Tuesday, November 13, 2007

Power and Resistance

When you meet with power and resistance and treat those two impostors just the same, and then you'll be a revolutionary, my comrade.

Slavoj Zizek writes on power and resistance in the current London Review of Books. The piece is a critique of the latest book from the philosopher Simon Critchley, Infinitely Demanding. Critchley argues for a "politics of resistance" operating at a distance from the state "bombarding the state with impossible demands, of denouncing the limitations of state mechanisms". Zizek then brings out the "superego" to describe Critchley's "anarchic ethico-political agent" which "bombard[s] the state with demands; and the more the state tries to satisfy these demands, the more guilty it is seen to be. In compliance with this logic, the anarchic agents focus their protest not on open dictatorships, but on the hypocrisy of liberal democracies, who are accused of betraying their own professed principles." Wow. Liberal democracies aren't perfect lands of milk and honey. Tell me something new. Sure, it is worth seeking to change the egregious parts of liberal democracies, like the UK's immigration policies and the USA's prison system. Leaving critique's of "open dictatorships" to the people of those countries is like telling those people "I have heard your heart breaking story, now go and annoy someone else", and washing your hands of their predicament. Whatever happened to solidarity and internationalism?

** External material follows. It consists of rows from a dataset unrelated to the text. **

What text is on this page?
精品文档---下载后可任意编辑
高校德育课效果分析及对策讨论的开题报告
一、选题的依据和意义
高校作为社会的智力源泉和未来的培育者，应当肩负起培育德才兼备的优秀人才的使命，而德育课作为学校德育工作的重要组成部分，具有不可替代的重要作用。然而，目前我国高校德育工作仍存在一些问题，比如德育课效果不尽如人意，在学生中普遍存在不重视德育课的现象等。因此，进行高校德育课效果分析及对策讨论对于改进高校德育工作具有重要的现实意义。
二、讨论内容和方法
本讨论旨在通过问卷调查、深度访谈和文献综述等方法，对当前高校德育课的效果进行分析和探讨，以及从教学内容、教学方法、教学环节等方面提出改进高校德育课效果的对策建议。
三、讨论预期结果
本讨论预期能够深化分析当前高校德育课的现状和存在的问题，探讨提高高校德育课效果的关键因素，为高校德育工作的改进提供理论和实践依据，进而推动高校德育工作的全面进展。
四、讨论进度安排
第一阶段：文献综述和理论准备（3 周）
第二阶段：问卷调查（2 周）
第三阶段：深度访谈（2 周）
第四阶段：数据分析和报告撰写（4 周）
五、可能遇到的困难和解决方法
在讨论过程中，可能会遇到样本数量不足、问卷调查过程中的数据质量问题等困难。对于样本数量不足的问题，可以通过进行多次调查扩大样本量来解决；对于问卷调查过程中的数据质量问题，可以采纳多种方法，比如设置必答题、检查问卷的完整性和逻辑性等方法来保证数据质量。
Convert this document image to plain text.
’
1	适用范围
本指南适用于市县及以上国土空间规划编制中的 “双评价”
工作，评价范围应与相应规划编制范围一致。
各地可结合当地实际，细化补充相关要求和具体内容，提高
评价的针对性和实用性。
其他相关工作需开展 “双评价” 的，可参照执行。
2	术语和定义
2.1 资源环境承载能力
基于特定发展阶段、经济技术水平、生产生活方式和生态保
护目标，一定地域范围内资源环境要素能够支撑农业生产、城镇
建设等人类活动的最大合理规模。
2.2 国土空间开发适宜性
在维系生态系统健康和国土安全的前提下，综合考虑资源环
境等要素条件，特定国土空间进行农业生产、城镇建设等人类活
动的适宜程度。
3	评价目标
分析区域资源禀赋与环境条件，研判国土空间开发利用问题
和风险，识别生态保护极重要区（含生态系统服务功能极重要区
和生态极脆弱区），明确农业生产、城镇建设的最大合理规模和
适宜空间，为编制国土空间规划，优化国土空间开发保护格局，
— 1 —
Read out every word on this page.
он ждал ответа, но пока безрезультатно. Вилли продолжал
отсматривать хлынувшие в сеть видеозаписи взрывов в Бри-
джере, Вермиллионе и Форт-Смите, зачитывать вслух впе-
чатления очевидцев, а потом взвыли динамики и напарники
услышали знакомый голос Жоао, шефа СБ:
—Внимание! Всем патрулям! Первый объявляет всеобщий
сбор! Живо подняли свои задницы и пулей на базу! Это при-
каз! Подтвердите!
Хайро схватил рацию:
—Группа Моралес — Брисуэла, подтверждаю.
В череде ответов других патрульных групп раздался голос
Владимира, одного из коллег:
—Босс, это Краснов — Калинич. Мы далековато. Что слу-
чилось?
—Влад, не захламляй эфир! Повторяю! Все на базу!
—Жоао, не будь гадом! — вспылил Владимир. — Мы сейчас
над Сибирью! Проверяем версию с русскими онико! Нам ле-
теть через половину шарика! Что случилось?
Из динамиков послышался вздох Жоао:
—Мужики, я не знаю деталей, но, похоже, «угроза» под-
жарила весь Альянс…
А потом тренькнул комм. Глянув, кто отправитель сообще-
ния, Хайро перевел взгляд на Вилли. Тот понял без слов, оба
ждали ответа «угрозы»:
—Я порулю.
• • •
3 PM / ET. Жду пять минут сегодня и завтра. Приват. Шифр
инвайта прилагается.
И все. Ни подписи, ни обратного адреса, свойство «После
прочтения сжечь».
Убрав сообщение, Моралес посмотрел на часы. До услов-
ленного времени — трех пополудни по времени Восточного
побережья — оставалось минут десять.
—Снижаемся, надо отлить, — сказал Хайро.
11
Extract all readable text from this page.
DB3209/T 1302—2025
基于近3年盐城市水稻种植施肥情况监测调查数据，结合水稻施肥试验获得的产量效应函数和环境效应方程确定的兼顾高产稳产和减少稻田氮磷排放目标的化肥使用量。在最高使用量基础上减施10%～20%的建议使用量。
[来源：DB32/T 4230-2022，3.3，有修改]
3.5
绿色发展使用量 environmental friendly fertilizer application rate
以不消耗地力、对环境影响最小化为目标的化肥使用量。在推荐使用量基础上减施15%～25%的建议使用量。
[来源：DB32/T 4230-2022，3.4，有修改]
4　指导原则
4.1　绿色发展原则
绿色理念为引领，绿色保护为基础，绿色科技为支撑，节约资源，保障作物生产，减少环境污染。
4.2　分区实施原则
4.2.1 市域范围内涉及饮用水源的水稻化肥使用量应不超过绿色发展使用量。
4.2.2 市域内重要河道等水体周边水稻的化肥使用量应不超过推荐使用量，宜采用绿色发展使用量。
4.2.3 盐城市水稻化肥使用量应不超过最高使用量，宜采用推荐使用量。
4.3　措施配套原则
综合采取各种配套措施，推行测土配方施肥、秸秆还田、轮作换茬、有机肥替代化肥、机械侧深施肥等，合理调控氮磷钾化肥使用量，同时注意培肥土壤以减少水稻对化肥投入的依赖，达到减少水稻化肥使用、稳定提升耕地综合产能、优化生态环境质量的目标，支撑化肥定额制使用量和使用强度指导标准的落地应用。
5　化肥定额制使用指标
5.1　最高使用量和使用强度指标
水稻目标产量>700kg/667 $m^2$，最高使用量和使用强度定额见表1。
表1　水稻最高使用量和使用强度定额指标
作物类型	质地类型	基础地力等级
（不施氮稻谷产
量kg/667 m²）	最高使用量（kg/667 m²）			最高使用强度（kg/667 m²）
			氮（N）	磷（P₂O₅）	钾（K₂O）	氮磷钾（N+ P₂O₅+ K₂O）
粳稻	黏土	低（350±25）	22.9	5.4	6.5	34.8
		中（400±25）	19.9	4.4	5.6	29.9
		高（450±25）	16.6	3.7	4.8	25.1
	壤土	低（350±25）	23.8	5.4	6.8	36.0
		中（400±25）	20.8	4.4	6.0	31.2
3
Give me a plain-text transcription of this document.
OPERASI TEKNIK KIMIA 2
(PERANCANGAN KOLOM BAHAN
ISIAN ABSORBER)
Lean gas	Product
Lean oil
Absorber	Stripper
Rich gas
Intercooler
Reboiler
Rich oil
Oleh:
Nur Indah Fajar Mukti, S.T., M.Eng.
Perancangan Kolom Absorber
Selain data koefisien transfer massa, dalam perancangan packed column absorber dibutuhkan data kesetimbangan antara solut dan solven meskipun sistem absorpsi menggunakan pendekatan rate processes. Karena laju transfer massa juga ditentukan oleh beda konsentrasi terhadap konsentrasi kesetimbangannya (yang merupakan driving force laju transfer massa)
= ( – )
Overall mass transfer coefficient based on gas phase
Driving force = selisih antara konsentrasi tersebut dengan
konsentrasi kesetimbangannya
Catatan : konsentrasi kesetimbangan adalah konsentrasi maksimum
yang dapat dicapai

Zizek then discusses the 2003 demonstrations against the war in Iraq:
Their paradoxical outcome was that both sides were satisfied. The protesters saved their beautiful souls: they made it clear that they don’t agree with the government’s policy on Iraq. Those in power calmly accepted it, even profited from it: not only did the protests in no way prevent the already-made decision to attack Iraq; they also served to legitimise it. Thus George Bush’s reaction to mass demonstrations protesting his visit to London, in effect: ‘You see, this is what we are fighting for, so that what people are doing here – protesting against their government policy – will be possible also in Iraq!’
Finally Zizek argues against "impossiblism".
... the truly subversive thing is not to insist on ‘infinite’ demands we know those in power cannot fulfil. Since they know that we know it, such an ‘infinitely demanding’ attitude presents no problem for those in power: ‘So wonderful that, with your critical demands, you remind us what kind of world we would all like to live in. Unfortunately, we live in the real world, where we have to make do with what is possible.’ The thing to do is, on the contrary, to bombard those in power with strategically well-selected, precise, finite demands, which can’t be met with the same excuse.
If these are not possible then what is possible? Make things better.